PUBLICIDADE
PUBLICIDADE

MPF pede suspensão de desapropriação feita sem autorização da União em Sergipe

A ação civil pública ajuizada pelo MPF destaca que o município de Barra dos Coqueiros não solicitou autorização para desapropriar a área pertencente à União
Imagem da placa do Ministério Público Federal (MPF). A instituição pública entrou com uma ação para garantir a demarcação da Comunidade Quilombola Zumbi, em Maragogipe (BA).

Imagem da placa do Ministério Público Federal (MPF). A instituição pública entrou com uma ação para garantir a demarcação da Comunidade Quilombola Zumbi, em Maragogipe (BA).

— Reprodução

5 de março de 2026

O Ministério Público Federal (MPF) acionou a Justiça Federal pedindo a suspensão dos atos de desapropriação e intervenções na Comunidade do Estaleiro, na cidade de Barra dos Coqueiros, na região metropolitana de Aracaju (SE).

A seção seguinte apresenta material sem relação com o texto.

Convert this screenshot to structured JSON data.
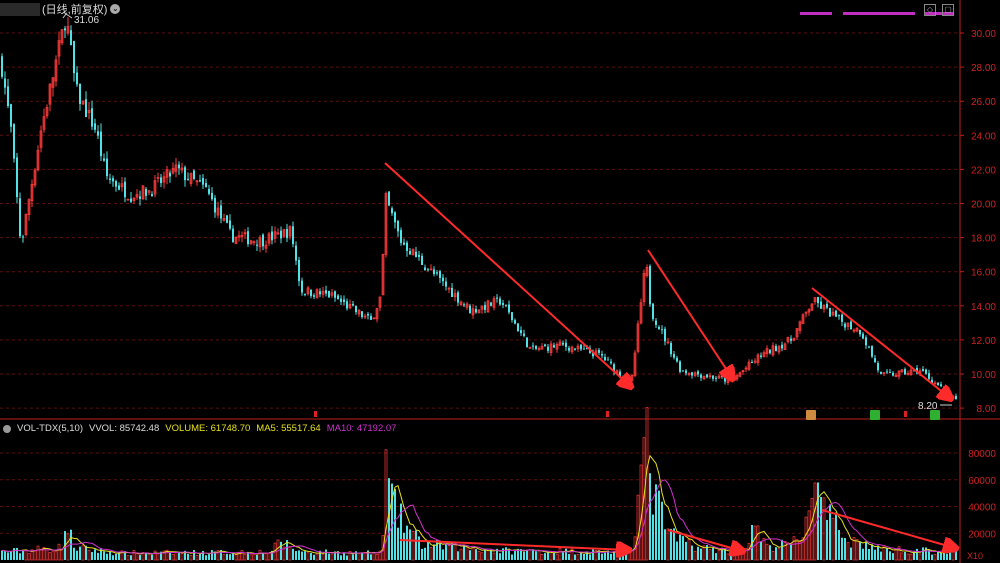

A ação civil pública questiona o Decreto Municipal nº 1.055/2025, assinado pelo prefeito Airton Martins (PSD) em abril, que declarou como utilidade pública uma área de aproximadamente 239 mil metros quadrados para a ampliação da Avenida Vereador Adelmo Apóstolo e para o acesso a uma nova ponte entre o bairro e a capital sergipana. 

Quer receber nossa newsletter?

Você encontrá as notícias mais relevantes sobre e para população negra. Fique por dentro do que está acontecendo!

Segundo o órgão, cerca de 34 mil m² da área pertencem à Marinha, integrando o patrimônio da União. O município teria iniciado a desapropriação sem a autorização da Secretaria do Patrimônio da União (SPU), ação necessária para intervir em terrenos desse tipo. Além da falta de anuência, o MPF destaca que o licenciamento ambiental foi emitido sem a devida transparência e participação social. 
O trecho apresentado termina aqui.